Matryoshka policy gradient for control problems
Please login to view abstract download link
Policy gradient methods in Reinforcement Learning have been very successful in solving complex tasks over the past years, dealing well with large (possibly infinite) state and action spaces. However, policy gradient methods often lack theoretical guarantees, or those obtained assume quite idealised settings, for example, finite state and action spaces. The case of infinite (continuous) state and action spaces remains mostly unsolved. In this talk, I will first introduce the Matryoshka Policy Gradient (MPG) method [1], a novel entropy regularised policy gradient algorithm for finite horizon tasks. It uses softmax policies and relies on the following idea: by fixing in advance a maximal horizon N , the agent trained with MPG learns to optimize policies for all smaller horizons simultaneously, that is from 1 to N , in a nested way (hence the name from Matryoshka dolls).
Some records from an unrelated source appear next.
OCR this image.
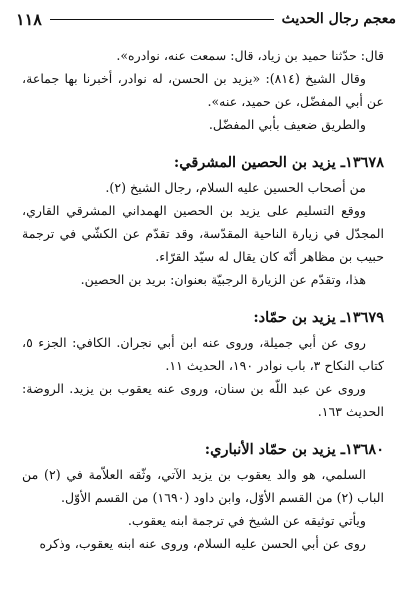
١١٨	معجم رجال الحديث

قال: حدّثنا حميد بن زياد، قال: سمعت عنه، نوادره».

وقال الشيخ (٨١٤): «يزيد بن الحسن، له نوادر، أخبرنا بها جماعة، عن أبي المفضّل، عن حميد، عنه».

والطريق ضعيف بأبي المفضّل.

١٣٦٧٨ـ يزيد بن الحصين المشرقي:

من أصحاب الحسين عليه السلام، رجال الشيخ (٢).

ووقع التسليم على يزيد بن الحصين الهمداني المشرقي القاري، المجدّل في زيارة الناحية المقدّسة، وقد تقدّم عن الكشّي في ترجمة حبيب بن مظاهر أنّه كان يقال له سيّد القرّاء.

هذا، وتقدّم عن الزيارة الرجبيّة بعنوان: بريد بن الحصين.

١٣٦٧٩ـ يزيد بن حمّاد:

روى عن أبي جميلة، وروى عنه ابن أبي نجران. الكافي: الجزء ٥، كتاب النكاح ٣، باب نوادر ١٩٠، الحديث ١١.

وروى عن عبد اللّه بن سنان، وروى عنه يعقوب بن يزيد. الروضة: الحديث ١٦٣.

١٣٦٨٠ـ يزيد بن حمّاد الأنباري:

السلمي، هو والد يعقوب بن يزيد الآتي، وثّقه العلاّمة في (٢) من الباب (٢) من القسم الأوّل، وابن داود (١٦٩٠) من القسم الأوّل.

ويأتي توثيقه عن الشيخ في ترجمة ابنه يعقوب.

روى عن أبي الحسن عليه السلام، وروى عنه ابنه يعقوب، وذكره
Under mild assumptions, we prove uniqueness and characterize the optimal policy, together with global convergence of MPG. Most notably, these results hold for infinite continuous state and action spaces. Then, I will talk about recent extensions of the MPG method to tackle optimal control tasks governed by ODEs. We evaluate modifications to the MPG algorithm, namely, a PPO-like update [2] and an actor-critic formulation [3] in order to understand its impact in the robustness of solving optimal control tasks.